En medio del naufragio en el mar de las pasiones tristes, este domingo, los chilenos volveremos a ser convocados “obligatoriamente” a votar por si se está “a favor” o “en contra” de la nueva propuesta constitucional elaborada por el neofascismo para los millonarios. Ello muestra cómo lo que llamamos “democracia” en Chile no era otra cosa que un conjunto de procedimientos que puede convocar a los ciudadanos regularmente a votar sin necesidad de un ethos común y, por tanto, sin la experiencia de los pueblos.

Votar “obligatoriamente” significa hacerlo burocráticamente. Una democracia sin pueblo, es decir, sin démos, es una “ademocracia” (a-démos) que, siendo fiel al fantasma portaliano del que sigue capturada, le rinde homenaje a la obediencia, la sanción y la culpa.

En ella, todos se plantean como víctimas y todos culpan a otros de sus miserias (migrante, zurdo, la “casta”, etc.). Es más, el conjunto de mecanismos sociales que funcionan cotidianamente, operan todos o casi todos en y desde la sanción.

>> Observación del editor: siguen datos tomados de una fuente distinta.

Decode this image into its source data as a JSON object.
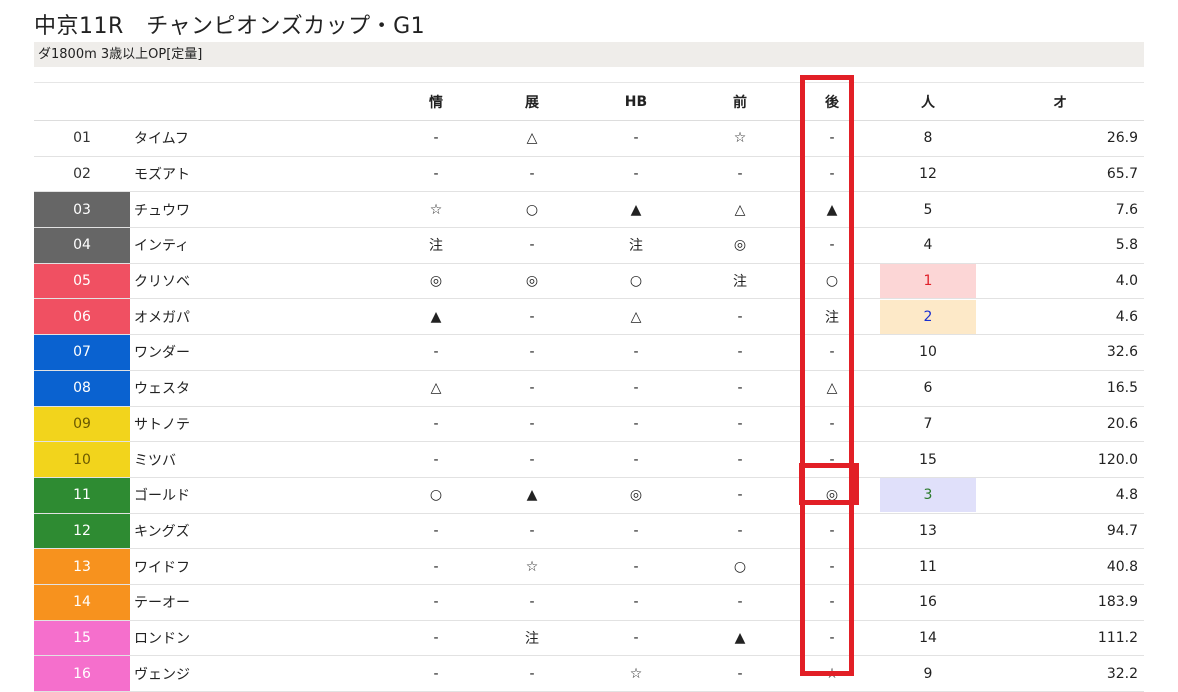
{
  "race": {
    "title": "中京11R　チャンピオンズカップ・G1",
    "subtitle": "ダ1800m  3歳以上OP[定量]"
  },
  "table": {
    "headers": [
      "",
      "",
      "情",
      "展",
      "HB",
      "前",
      "後",
      "人",
      "オ"
    ],
    "rows": [
      {
        "num": "01",
        "name": "タイムフ",
        "c1": "-",
        "c2": "△",
        "c3": "-",
        "c4": "☆",
        "c5": "-",
        "pop": "8",
        "odds": "26.9"
      },
      {
        "num": "02",
        "name": "モズアト",
        "c1": "-",
        "c2": "-",
        "c3": "-",
        "c4": "-",
        "c5": "-",
        "pop": "12",
        "odds": "65.7"
      },
      {
        "num": "03",
        "name": "チュウワ",
        "c1": "☆",
        "c2": "○",
        "c3": "▲",
        "c4": "△",
        "c5": "▲",
        "pop": "5",
        "odds": "7.6"
      },
      {
        "num": "04",
        "name": "インティ",
        "c1": "注",
        "c2": "-",
        "c3": "注",
        "c4": "◎",
        "c5": "-",
        "pop": "4",
        "odds": "5.8"
      },
      {
        "num": "05",
        "name": "クリソベ",
        "c1": "◎",
        "c2": "◎",
        "c3": "○",
        "c4": "注",
        "c5": "○",
        "pop": "1",
        "odds": "4.0"
      },
      {
        "num": "06",
        "name": "オメガパ",
        "c1": "▲",
        "c2": "-",
        "c3": "△",
        "c4": "-",
        "c5": "注",
        "pop": "2",
        "odds": "4.6"
      },
      {
        "num": "07",
        "name": "ワンダー",
        "c1": "-",
        "c2": "-",
        "c3": "-",
        "c4": "-",
        "c5": "-",
        "pop": "10",
        "odds": "32.6"
      },
      {
        "num": "08",
        "name": "ウェスタ",
        "c1": "△",
        "c2": "-",
        "c3": "-",
        "c4": "-",
        "c5": "△",
        "pop": "6",
        "odds": "16.5"
      },
      {
        "num": "09",
        "name": "サトノテ",
        "c1": "-",
        "c2": "-",
        "c3": "-",
        "c4": "-",
        "c5": "-",
        "pop": "7",
        "odds": "20.6"
      },
      {
        "num": "10",
        "name": "ミツバ",
        "c1": "-",
        "c2": "-",
        "c3": "-",
        "c4": "-",
        "c5": "-",
        "pop": "15",
        "odds": "120.0"
      },
      {
        "num": "11",
        "name": "ゴールド",
        "c1": "○",
        "c2": "▲",
        "c3": "◎",
        "c4": "-",
        "c5": "◎",
        "pop": "3",
        "odds": "4.8"
      },
      {
        "num": "12",
        "name": "キングズ",
        "c1": "-",
        "c2": "-",
        "c3": "-",
        "c4": "-",
        "c5": "-",
        "pop": "13",
        "odds": "94.7"
      },
      {
        "num": "13",
        "name": "ワイドフ",
        "c1": "-",
        "c2": "☆",
        "c3": "-",
        "c4": "○",
        "c5": "-",
        "pop": "11",
        "odds": "40.8"
      },
      {
        "num": "14",
        "name": "テーオー",
        "c1": "-",
        "c2": "-",
        "c3": "-",
        "c4": "-",
        "c5": "-",
        "pop": "16",
        "odds": "183.9"
      },
      {
        "num": "15",
        "name": "ロンドン",
        "c1": "-",
        "c2": "注",
        "c3": "-",
        "c4": "▲",
        "c5": "-",
        "pop": "14",
        "odds": "111.2"
      },
      {
        "num": "16",
        "name": "ヴェンジ",
        "c1": "-",
        "c2": "-",
        "c3": "☆",
        "c4": "-",
        "c5": "☆",
        "pop": "9",
        "odds": "32.2"
      }
    ]
  },
  "colors": {
    "frame": [
      "#ffffff",
      "#ffffff",
      "#666666",
      "#666666",
      "#f05062",
      "#f05062",
      "#0a62d0",
      "#0a62d0",
      "#f2d41c",
      "#f2d41c",
      "#2e8b32",
      "#2e8b32",
      "#f7921e",
      "#f7921e",
      "#f56fcc",
      "#f56fcc"
    ],
    "frame_text": [
      "#333333",
      "#333333",
      "#ffffff",
      "#ffffff",
      "#ffffff",
      "#ffffff",
      "#ffffff",
      "#ffffff",
      "#6b5a00",
      "#6b5a00",
      "#ffffff",
      "#ffffff",
      "#ffffff",
      "#ffffff",
      "#ffffff",
      "#ffffff"
    ],
    "pop1_bg": "#fcd6d6",
    "pop1_fg": "#e0202a",
    "pop2_bg": "#fde9c8",
    "pop2_fg": "#1a2fd0",
    "pop3_bg": "#e0e0fa",
    "pop3_fg": "#2a7a2a",
    "highlight": "#e21f26"
  }
}
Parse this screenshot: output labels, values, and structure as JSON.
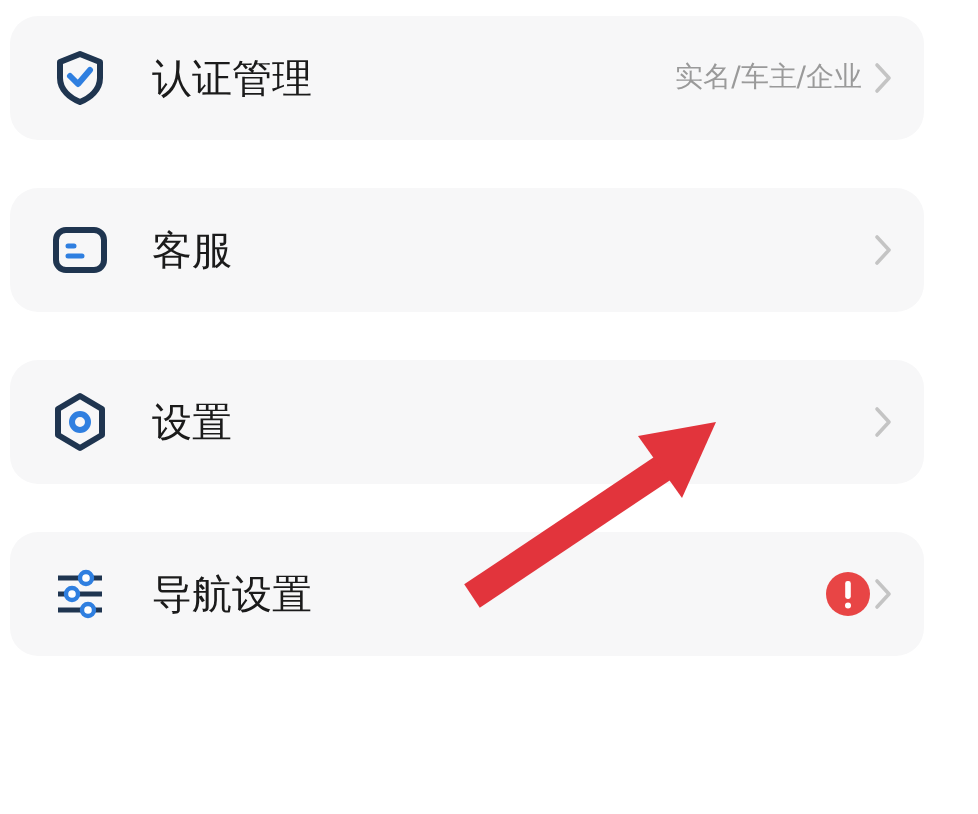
{
  "items": [
    {
      "label": "认证管理",
      "detail": "实名/车主/企业",
      "alert": false
    },
    {
      "label": "客服",
      "alert": false
    },
    {
      "label": "设置",
      "alert": false
    },
    {
      "label": "导航设置",
      "alert": true
    }
  ],
  "annotation": {
    "kind": "arrow"
  }
}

Y si bien con la sanción se tiene la ilusión de abrigar justicia, es precisamente con la sanción que nos alejamos de ella.

En suma, se trata de una sociedad que ha perdido –por el momento- su capacidad de reír, aquella expresión cómica cuyo erotismo inundó las calles del país en Octubre de 2019,  porque ha sido subsumida en la arcaica figura de la tragedia donde no hay más que producción de culpa. Tragedia cristianizada, por cierto, en la forma del antiguo pecado original (Agustín de Hipona) que ha permanecido como único remanente de una sociedad que se ve a sí misma condenada, sin necesidad de haber cometido falta y donde, sin embargo, la diferencia entre la ciudad de Dios (el pecado) y la del hombre (la falta) establecida por el agustinismo ya no va más y se hallan enteramente identificadas en una y la misma lógica.

Esta es precisamente la premisa de la “guerra” librada por Israel contra la población palestina en Gaza hoy, ha sido la de la “guerra contra el terrorismo” que condena a una población, cultura o individuos sin necesidad de procedimiento judicial y es, por supuesto, la que opera en la democracia chilena como un simple mecanismo burocrático. Es justamente a propósito de este problema que Walter Benjamin sostenía que la culpa propiamente capitalista –es decir aquella que destruye la otrora separación cristiana entre las dos ciudades o esferas- consistía en la producción de una culpa sin posibilidad de expiación, respecto de la cual solo puede advenir una condena eterna y sin juicio. ¿No es esta la mejor definición del infierno?

Rodrigo Karmy
Rodrigo Karmy
Doctor en Filosofía. Académico de la Universidad de Chile.